Properly understood, raising the minimum wage — and having a minimum wage at all — is camouflage, something to talk about and fight about while we’re not talking about and fighting about the more important underlying issue. Declaring that all American workers shall be paid at least $15 an hour is not the same as ensuring that all American workers produce $15 an hour worth of value, and, eventually, the disconnect between those two considerations must make itself felt. Even the nice guys at Costco, who like the good press their higher wages purchase for their company, cut the firm’s earnings estimates after deciding to increase its labor costs.

Krugman, Clinton, Sanders, et al. have a backward and primitive view of government. For them and for their fellow Hobbesians, the Middle Ages never really ended, and the role of the sovereign is to distribute benefices and issue decrees. Unhappy with your wages? Petition the prince to decree that they shall be otherwise, and dare any gimlet-eyed economist to point out that the imperial tailor is skimping on the ermine.

To consider the unspoken question — Why is it that some Americans’ labor is valued so little that we feel the need to threaten people with time in the penitentiary for valuing it honestly? — is to wade quite deeply into that human complexity that Professor Krugman mentions in passing. We might talk about the value of maintaining a holdover 19th century Prussian monopoly model of education. We might consider the wage effects of a costly, cumbrous, corrupt, and unpredictable regulatory regime. We might talk about trade policy, labor organizing, the ineffectiveness of U.S. public institutions compared with their counterparts in countries as different as Sweden and Singapore, the severity and complexity of U.S. business taxes, etc. Policies have consequences, and simply having the prince declare that those consequences shall not exist isn’t a solution. It’s an approach that works right up until the moment it doesn’t.

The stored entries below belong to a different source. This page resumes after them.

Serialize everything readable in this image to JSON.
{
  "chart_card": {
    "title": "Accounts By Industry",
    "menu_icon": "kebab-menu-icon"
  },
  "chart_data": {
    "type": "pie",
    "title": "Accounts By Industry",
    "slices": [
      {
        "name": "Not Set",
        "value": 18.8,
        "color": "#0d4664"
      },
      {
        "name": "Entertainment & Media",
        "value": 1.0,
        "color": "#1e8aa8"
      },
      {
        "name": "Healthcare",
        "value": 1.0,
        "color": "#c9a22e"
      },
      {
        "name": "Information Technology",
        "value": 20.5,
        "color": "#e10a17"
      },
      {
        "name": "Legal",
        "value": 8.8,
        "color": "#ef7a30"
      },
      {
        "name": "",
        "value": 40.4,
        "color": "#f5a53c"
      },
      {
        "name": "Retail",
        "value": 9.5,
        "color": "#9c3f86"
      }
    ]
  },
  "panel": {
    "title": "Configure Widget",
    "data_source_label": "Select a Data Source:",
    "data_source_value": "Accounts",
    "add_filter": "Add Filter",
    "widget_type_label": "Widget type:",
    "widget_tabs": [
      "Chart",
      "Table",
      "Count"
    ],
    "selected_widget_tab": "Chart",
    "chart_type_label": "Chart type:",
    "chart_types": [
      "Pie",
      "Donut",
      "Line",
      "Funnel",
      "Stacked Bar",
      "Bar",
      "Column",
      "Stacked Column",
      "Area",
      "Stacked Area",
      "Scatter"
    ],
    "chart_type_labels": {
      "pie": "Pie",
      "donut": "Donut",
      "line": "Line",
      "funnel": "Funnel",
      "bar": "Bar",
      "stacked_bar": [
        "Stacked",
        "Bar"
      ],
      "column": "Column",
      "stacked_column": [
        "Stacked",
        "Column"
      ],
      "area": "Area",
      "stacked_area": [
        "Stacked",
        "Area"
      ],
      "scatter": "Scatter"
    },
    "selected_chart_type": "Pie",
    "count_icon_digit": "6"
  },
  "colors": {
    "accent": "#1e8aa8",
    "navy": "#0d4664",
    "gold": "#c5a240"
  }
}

The ancient idea is that government is here to tell us what’s what, that it is a large and well-armed collection of Thou Shalt and Thou Shalt Nots that speaks with finality. But reality cannot be decreed away, and it is in reality that we must live and work, which is why governments are instituted among men in the first place. Properly understood, government is the great enabler, not the great prohibitor. But we are in a prohibitory mood, and one of the things we are most interested in prohibiting is real economic evaluation of the past 60 years’ worth of policy choices.

I don’t expect Senator Cruz to give a speech about that, exactly. But it might be worth it for the occasional Republican politician to ask the question in public: “Is Caitlyn’s paycheck too small simply because there isn’t a law requiring it to be larger, or is there something else in Caitlyn’s life — in our lives — that should be taken into consideration?” Mrs. Clinton will not think about that. Senator Sanders cannot think about that. Apeneck Sweeney is obsessed with the wily Oriental and the marauding bandito. Professor Krugman has demoted himself to politician. And what have they come up with? Price-rigging, underlying economic reality be damned.

Decree, decree, decree: E pur si muove.